Using an event as a training run

Last weekend we headed to beautiful Jervis Bay, about 3 hours drive south of Sydney. We have some fantastic memories of this area, often holidaying with our children and friends, and always enjoy an opportunity to spend some time relaxing in this peaceful area by the coast.

This time, our visit centred around the inaugural Ultra Trail Jervis Bay – a new trail running event through the Booderee National Park. I was keen to enter this one as soon I heard about it and signed up for the 53km Coastal Trail option. Right from the outset, my intention was to use this event as a training run. There were a couple of reasons for this:

Firstly, the event date was 6 weeks post UTA100, and I didn’t want to compromise my recovery from UTA by focussing on “racing” another ultra just yet. I am a huge believer in recovery – it is essential to realise the adaptations from our training and need to allow the body and mind time to recover. My focus over the last 6 weeks was sleep and nutrition – prioritising my sleep, getting a little extra when needed, and fuelling my body for the work it was doing during training and to support my recovery after each session.

Secondly, I regularly will enter an event specifically as part of my training. I will use the event to test out a new aspect of my fuelling and/or hydration during an ultra, or sometimes to trial or practice with some new gear. For this run I used gaiters for the first time and also had a different solid food bar that I was keen to try a few hours into a run. Both worked well during the run although I still managed to bring some sand from the beach back to the finish line with me in my shoes!

Using an event as a training run also means I can take a little of the mental load off in terms of navigating a trail. This is helpful as I often do long runs on my own on trails I haven’t been on before so I can spend a bit of time checking maps and so on. With an event, the course marking is there for you. It also helps that you have aid stations along the way so I don’t have to be as self-sufficient as I would normally on a long training run.

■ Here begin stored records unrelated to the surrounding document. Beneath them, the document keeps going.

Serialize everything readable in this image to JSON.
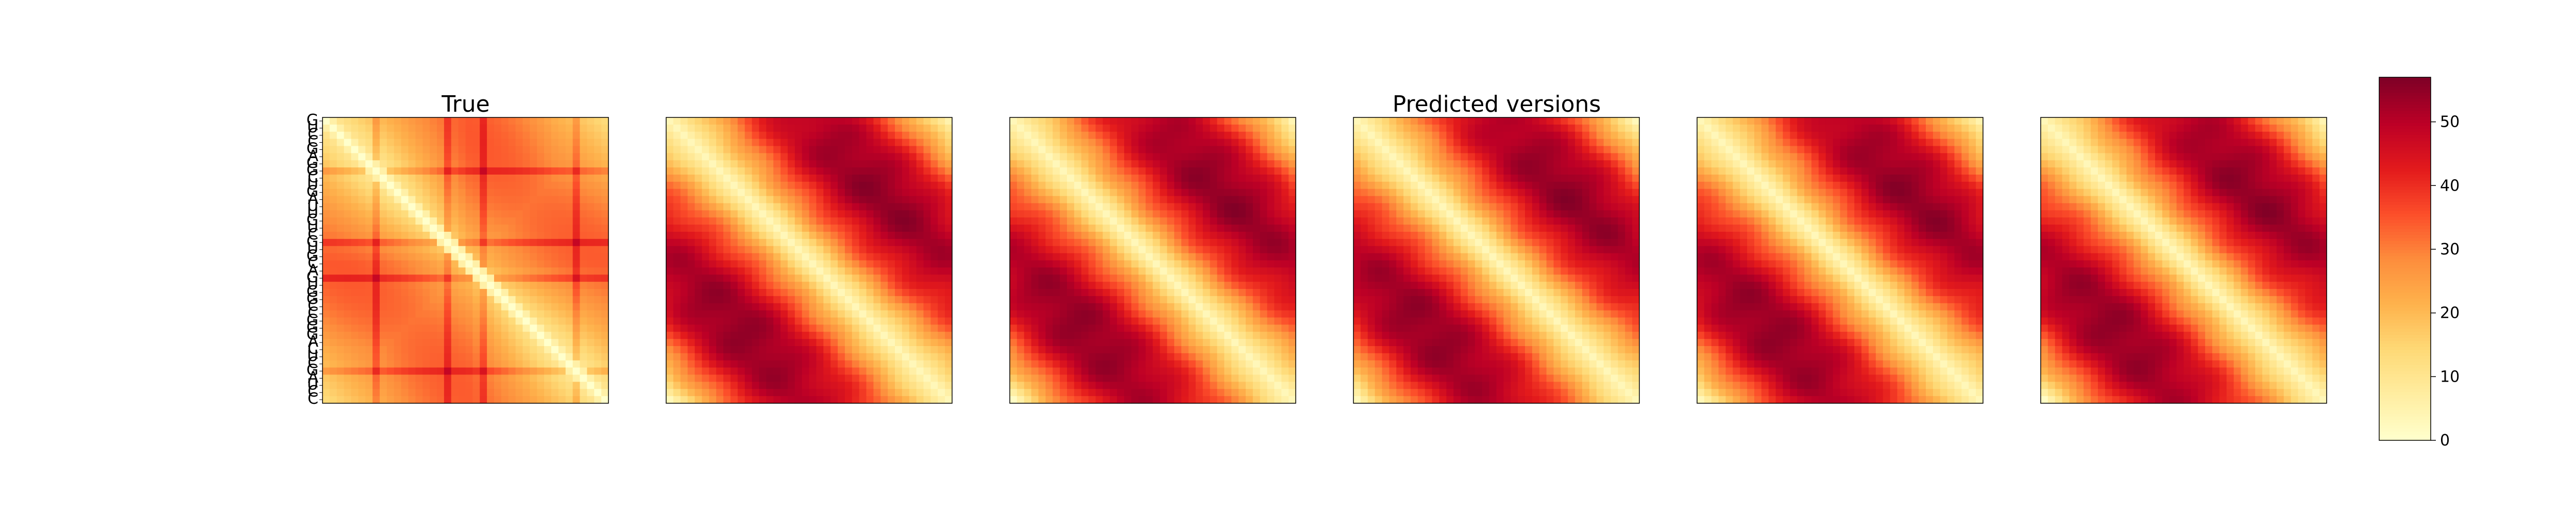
{
  "chart_data": {
    "type": "heatmap",
    "titles": {
      "left": "True",
      "center": "Predicted versions"
    },
    "panels": [
      {
        "name": "True"
      },
      {
        "name": ""
      },
      {
        "name": ""
      },
      {
        "name": ""
      },
      {
        "name": ""
      },
      {
        "name": ""
      }
    ],
    "matrix_size": 40,
    "y_tick_labels": [
      "G",
      "U",
      "C",
      "C",
      "G",
      "A",
      "G",
      "G",
      "C",
      "U",
      "G",
      "A",
      "U",
      "U",
      "G",
      "U",
      "C",
      "G",
      "U",
      "G",
      "C",
      "A",
      "G",
      "U",
      "G",
      "G",
      "C",
      "C",
      "G",
      "G",
      "G",
      "A",
      "C",
      "U",
      "C",
      "G",
      "A",
      "U",
      "C",
      "C"
    ],
    "colormap": [
      "#ffffcc",
      "#ffeda0",
      "#fed976",
      "#feb24c",
      "#fd8d3c",
      "#fc4e2a",
      "#e31a1c",
      "#bd0026",
      "#800026"
    ],
    "colorbar": {
      "min": 0,
      "max": 57,
      "ticks": [
        0,
        10,
        20,
        30,
        40,
        50
      ]
    }
  }
}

Another key aspect for me of using an event as a training run is I feel less nervous at the start, my mindset is very switched on to the purpose of the run and overall feel more relaxed and at ease.

For this one at Jervis Bay I had the added bonus of being able to run the event with my husband Grant. Whilst being a runner for many years, he has only recently gotten into both trail and ultra running. He decided to enter Ultra Trail Jervis Bay as a training run as well and one we could run together. This was definitely a highlight and loved being able to share the trail with him from start to finish. We kept the pressure off ourselves and each other, weren’t too concerned with our watches, and just enjoyed spending the day running together. We traversed some beautiful trails, enjoyed some sand running (helpful that we had nice and compact sand along the beach due to the low tides as the time we went through) and saw some whales. A fab day out and will definitely be back for this event next year.